Der gestrige Kursverlauf der Klöckner & Co. Aktie hat mich dann heute doch veranlasst wieder mal etwas über den Stahlhändler zu schreiben. Grundsätzlich will ich vorausschicken, dass ich die Reaktion des Marktes auf die Zahlen gestern für maßlos überzogen halte. Die Bewertung des Unternehmens hat inzwischen nach meinen Beobachtungen ein gradezu lächerliches Niveau erreicht, und das sehen offensichtlich auch noch andere Menschen so. Firmenchef Gisbert Rühl unterstreicht diese Aussage mit seinem heutigen Insider Kauf von 10.000 Klöckner Aktien zum Kurs von 8,33 Euro. Rühl muss es wissen und hat in den letzten Jahren immer ein sehr glückliches Händchen bei seinen Käufen der eigenen Aktie bewiesen.

Die Klöckner Aktie notiert heute auf einem neuen Tiefstand unter der letzten Marke von 8,20 Euro, die im November auf dem absoluten Höchstpunkt der aktuellen Krise erreicht wurde. Inzwischen hat sich aber bei dem Unternehmen einiges getan.
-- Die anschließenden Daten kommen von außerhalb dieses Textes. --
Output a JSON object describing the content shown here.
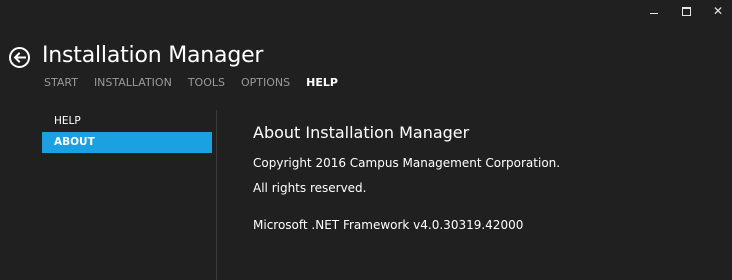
{
  "window": {
    "minimize_icon": "minimize-icon",
    "maximize_icon": "maximize-icon",
    "close_glyph": "✕"
  },
  "header": {
    "back_icon": "back-arrow-icon",
    "title": "Installation Manager"
  },
  "nav": {
    "tabs": [
      {
        "label": "START",
        "active": false
      },
      {
        "label": "INSTALLATION",
        "active": false
      },
      {
        "label": "TOOLS",
        "active": false
      },
      {
        "label": "OPTIONS",
        "active": false
      },
      {
        "label": "HELP",
        "active": true
      }
    ]
  },
  "sidebar": {
    "items": [
      {
        "label": "HELP",
        "active": false
      },
      {
        "label": "ABOUT",
        "active": true
      }
    ]
  },
  "about": {
    "title": "About Installation Manager",
    "copyright": "Copyright 2016 Campus Management Corporation.",
    "rights": "All rights reserved.",
    "framework": "Microsoft .NET Framework v4.0.30319.42000"
  },
  "colors": {
    "background": "#202020",
    "accent": "#1ba1e2",
    "muted_text": "#9a9a9a"
  }
}
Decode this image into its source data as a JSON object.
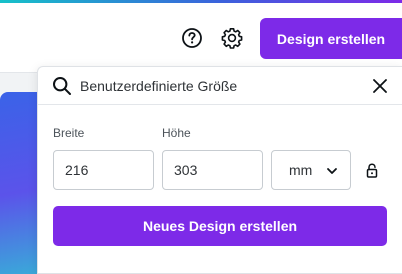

Nicht nur der Cashbestand von einer knappen Milliarde Euro und einer aktuellen Marktkapitalisierung von 900 Millionen Euro sind bemerkenswert, sondern auch die Tatsache das die Integration des letzen Zukaufes, MacSteel in den jetzigen Zahlen weitestgehend eingepreist sein dürften. In Zukunft sollte diese Beteiligung also eher deutlich zum Firmenergebnis beitragen. Und es läuft richtig gut in den USA, zudem ich dort für die kommenden Jahre eine deutlich erhöhte Nachfrage nach Stahl erwarte.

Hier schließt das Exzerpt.